When speaking last year to Allie Beth Stuckey, Quaid recalled his realization at the time: "I saw myself as either dead or in jail or losing everything I had ... so, I did get myself straight with that, but that still didn't fill the hole that was there — in fact, it was a very deep hole after that."
The actor recently underscored to ChristianHeadlines that to get out of this hole, he had to once again crack open the Bible.

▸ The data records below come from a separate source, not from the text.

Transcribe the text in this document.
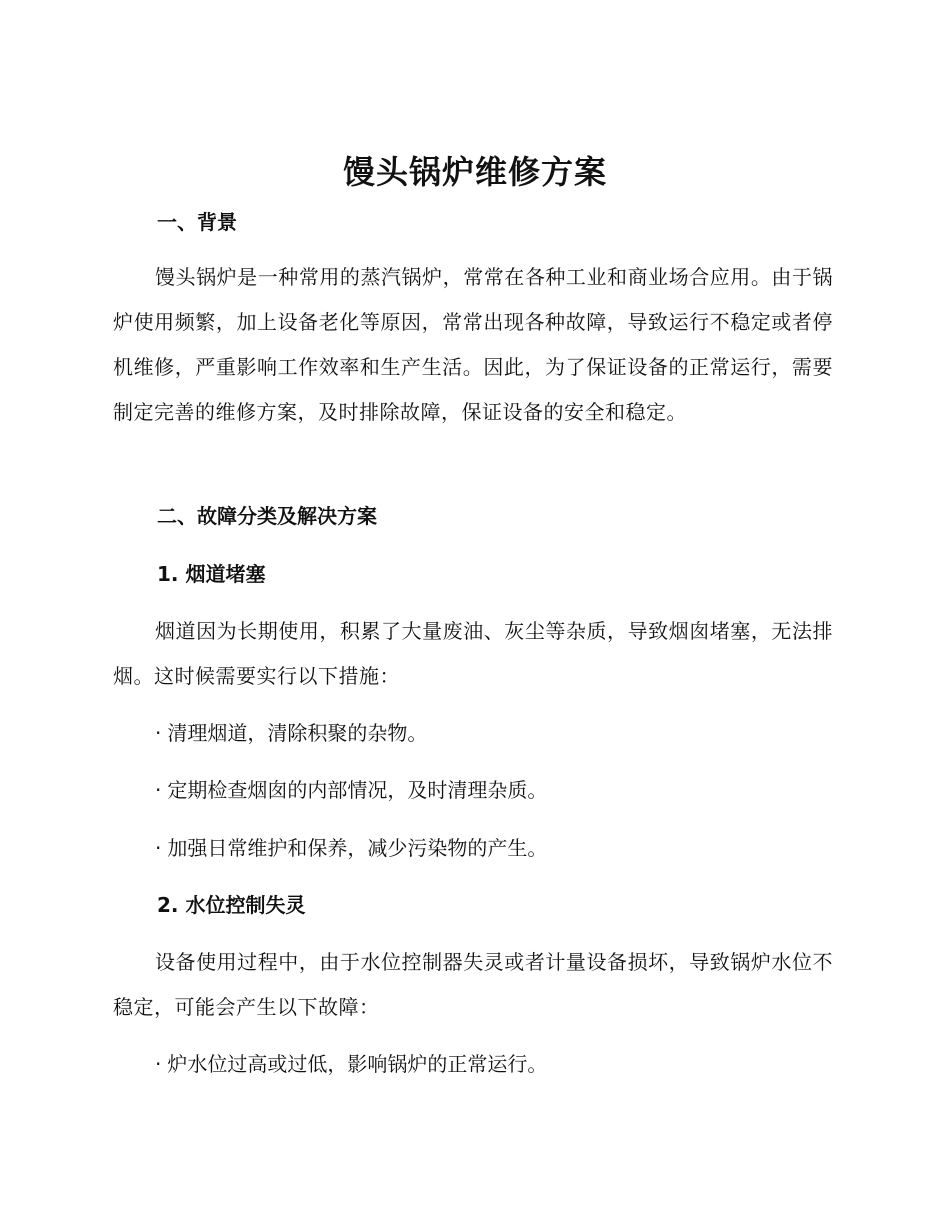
馒头锅炉维修方案
一、背景
馒头锅炉是一种常用的蒸汽锅炉，常常在各种工业和商业场合应用。由于锅炉使用频繁，加上设备老化等原因，常常出现各种故障，导致运行不稳定或者停机维修，严重影响工作效率和生产生活。因此，为了保证设备的正常运行，需要制定完善的维修方案，及时排除故障，保证设备的安全和稳定。
二、故障分类及解决方案
1. 烟道堵塞
烟道因为长期使用，积累了大量废油、灰尘等杂质，导致烟囱堵塞，无法排烟。这时候需要实行以下措施：
· 清理烟道，清除积聚的杂物。
· 定期检查烟囱的内部情况，及时清理杂质。
· 加强日常维护和保养，减少污染物的产生。
2. 水位控制失灵
设备使用过程中，由于水位控制器失灵或者计量设备损坏，导致锅炉水位不稳定，可能会产生以下故障：
· 炉水位过高或过低，影响锅炉的正常运行。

"I got clean in 1990 of cocaine, and I read the Bible again. I'd read it as a kid, and I read it again. And this time, I was really struck by the red words of Jesus," said the actor. "And that's really what started, I think, what I've been looking for all along — and which, you know, my mother told me and other people [told me], but I never really understood, which is having a personal relationship with Jesus. And, of course, that has grown over the years. But I never really understood it until then."
"I lean on God. I talk to Him every day," added Quaid. "I talk to God about problems. ... And gratitude for the blessings that I have."
Quaid made expressly clear that drugs could never satisfy and comfort the way that faith does.
"Everybody has that [void] — they try to fill that with relationships or with drugs or with money or with whatever it is, you know, our heart's desire," said Quaid. "What we're really looking for is to fill that ... God-sized hole."
Quaid told the Post that after reading the Bible through multiple times, he is now particularly fond of the book of Ecclesiastes for its insights into life and morality. The Gospel of John, however, appears to be the actor's favorite biblical text, not least because it underscores Christ is the Logos.
"I think John brings together physics and the Spirit and explains it in a timeless way," said Quaid. "He points to a bigger truth that we have no words for."
Extra to the DVD special for his gospel album, the prayerful actor is set to appear in "Reagan," a feature film about the 40th U.S. president, which will reportedly hit theaters in late August.